The more notable movement is in public law and private law:
- Public Law: 15 leave applications granted by May 31, exceeding any prior year-to-date figure in our dataset
- Private Law: 9 leave applications granted by May 31, tying previous year-to-date highs in our dataset
That matters because a larger docket is not just about volume. It is also about what kinds of legal questions the Court chooses to hear. Growth in public law and private law cases may indicate a Court that is seeking to provide more guidance outside the criminal law context. If that pattern continues, it could have significant implications for administrative law, constitutional litigation, commercial disputes, tort law, class actions, regulatory matters, and other areas where national guidance from the Supreme Court would be valuable.
Reasons for Caution
There are, however, important reasons for caution. Leave grants can vary substantially from quarter to quarter. A busy start to the year does not necessarily mean the pace will continue.
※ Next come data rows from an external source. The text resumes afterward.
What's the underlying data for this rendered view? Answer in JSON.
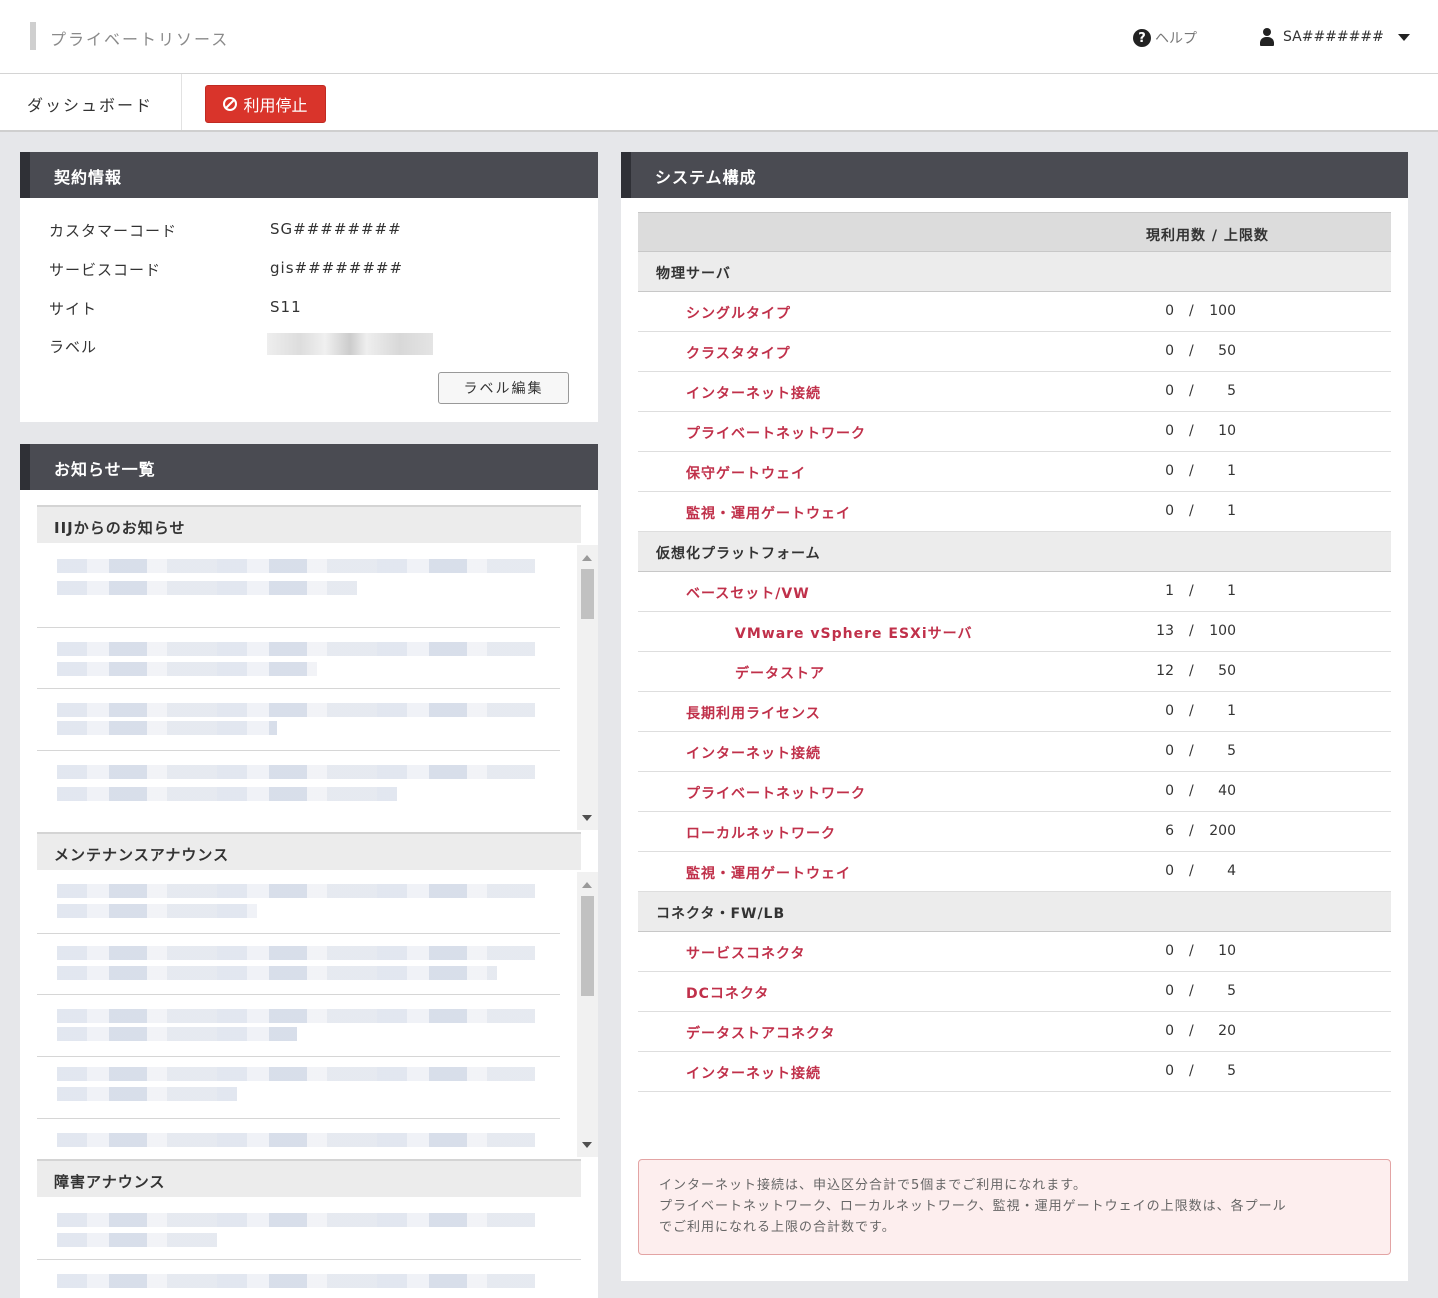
{
  "header": {
    "title": "プライベートリソース",
    "help_label": "ヘルプ",
    "user_name": "SA#######"
  },
  "tabs": {
    "dashboard_label": "ダッシュボード",
    "stop_label": "利用停止"
  },
  "contract": {
    "heading": "契約情報",
    "rows": [
      {
        "label": "カスタマーコード",
        "value": "SG########"
      },
      {
        "label": "サービスコード",
        "value": "gis########"
      },
      {
        "label": "サイト",
        "value": "S11"
      },
      {
        "label": "ラベル",
        "value": ""
      }
    ],
    "edit_label": "ラベル編集"
  },
  "notices": {
    "heading": "お知らせ一覧",
    "sections": [
      {
        "title": "IIJからのお知らせ"
      },
      {
        "title": "メンテナンスアナウンス"
      },
      {
        "title": "障害アナウンス"
      }
    ]
  },
  "system": {
    "heading": "システム構成",
    "column_header": "現利用数 / 上限数",
    "groups": [
      {
        "name": "物理サーバ",
        "rows": [
          {
            "label": "シングルタイプ",
            "current": "0",
            "max": "100",
            "level": 1
          },
          {
            "label": "クラスタタイプ",
            "current": "0",
            "max": "50",
            "level": 1
          },
          {
            "label": "インターネット接続",
            "current": "0",
            "max": "5",
            "level": 1
          },
          {
            "label": "プライベートネットワーク",
            "current": "0",
            "max": "10",
            "level": 1
          },
          {
            "label": "保守ゲートウェイ",
            "current": "0",
            "max": "1",
            "level": 1
          },
          {
            "label": "監視・運用ゲートウェイ",
            "current": "0",
            "max": "1",
            "level": 1
          }
        ]
      },
      {
        "name": "仮想化プラットフォーム",
        "rows": [
          {
            "label": "ベースセット/VW",
            "current": "1",
            "max": "1",
            "level": 1
          },
          {
            "label": "VMware vSphere ESXiサーバ",
            "current": "13",
            "max": "100",
            "level": 2
          },
          {
            "label": "データストア",
            "current": "12",
            "max": "50",
            "level": 2
          },
          {
            "label": "長期利用ライセンス",
            "current": "0",
            "max": "1",
            "level": 1
          },
          {
            "label": "インターネット接続",
            "current": "0",
            "max": "5",
            "level": 1
          },
          {
            "label": "プライベートネットワーク",
            "current": "0",
            "max": "40",
            "level": 1
          },
          {
            "label": "ローカルネットワーク",
            "current": "6",
            "max": "200",
            "level": 1
          },
          {
            "label": "監視・運用ゲートウェイ",
            "current": "0",
            "max": "4",
            "level": 1
          }
        ]
      },
      {
        "name": "コネクタ・FW/LB",
        "rows": [
          {
            "label": "サービスコネクタ",
            "current": "0",
            "max": "10",
            "level": 1
          },
          {
            "label": "DCコネクタ",
            "current": "0",
            "max": "5",
            "level": 1
          },
          {
            "label": "データストアコネクタ",
            "current": "0",
            "max": "20",
            "level": 1
          },
          {
            "label": "インターネット接続",
            "current": "0",
            "max": "5",
            "level": 1
          }
        ]
      }
    ],
    "note_lines": [
      "インターネット接続は、申込区分合計で5個までご利用になれます。",
      "プライベートネットワーク、ローカルネットワーク、監視・運用ゲートウェイの上限数は、各プール",
      "でご利用になれる上限の合計数です。"
    ]
  }
}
The data contains examples of both patterns. In 2023, for instance, the Court granted leave in 21 cases in the first quarter, suggesting a very active year ahead. But in the next two quarters combined, it granted leave in only five more cases. Other years show a more even distribution across quarters.
That quarter-to-quarter variability means the 2026 data should not be mechanically annualized. A strong first five months does not guarantee a record-setting year, nor does it allow us to say with certainty that the Court has made a deliberate institutional decision to expand its docket. Leave decisions are affected by many factors, including the quality of the applications, the mix of issues reaching the Court, and the Court’s own internal assessment of where guidance is most needed.
What This Means
Still, the data is difficult to ignore. Through the end of May 2026:
- The Court has granted leave in far more cases than usual by this point in the year.
- It has done so while deciding relatively few leave applications overall.
- The grant rate is materially higher than in previous years.
- The increase is especially pronounced among represented applicants.
- The growth is concentrated in public law and private law, not criminal law.
Taken together, the data is consistent with the possibility that the Supreme Court is deliberately rebuilding its docket. This may suggest a Court that is more willing than in recent years to hear cases raising issues of broader legal significance, particularly outside the criminal law sphere.
If that is right, it would be a welcome development. A smaller Supreme Court docket has real consequences. It leaves more legal questions left unresolved, and it reduces the number of occasions on which the Supreme Court speaks to the development of the law across the country. A larger and more diverse docket would not simply mean more appeals. It would mean more opportunities for clarification, harmonization, and legal development.
It is too early to know whether 2026 marks the beginning of a sustained shift or an unusually active period that will normalize over the rest of the year. But through the end of May, the data points in one direction: the Supreme Court of Canada is granting leave more often, and it may be preparing to hear a larger and broader set of appeals than it has in recent years. For anyone interested in the future direction of legal developments across Canada, that is worth watching closely.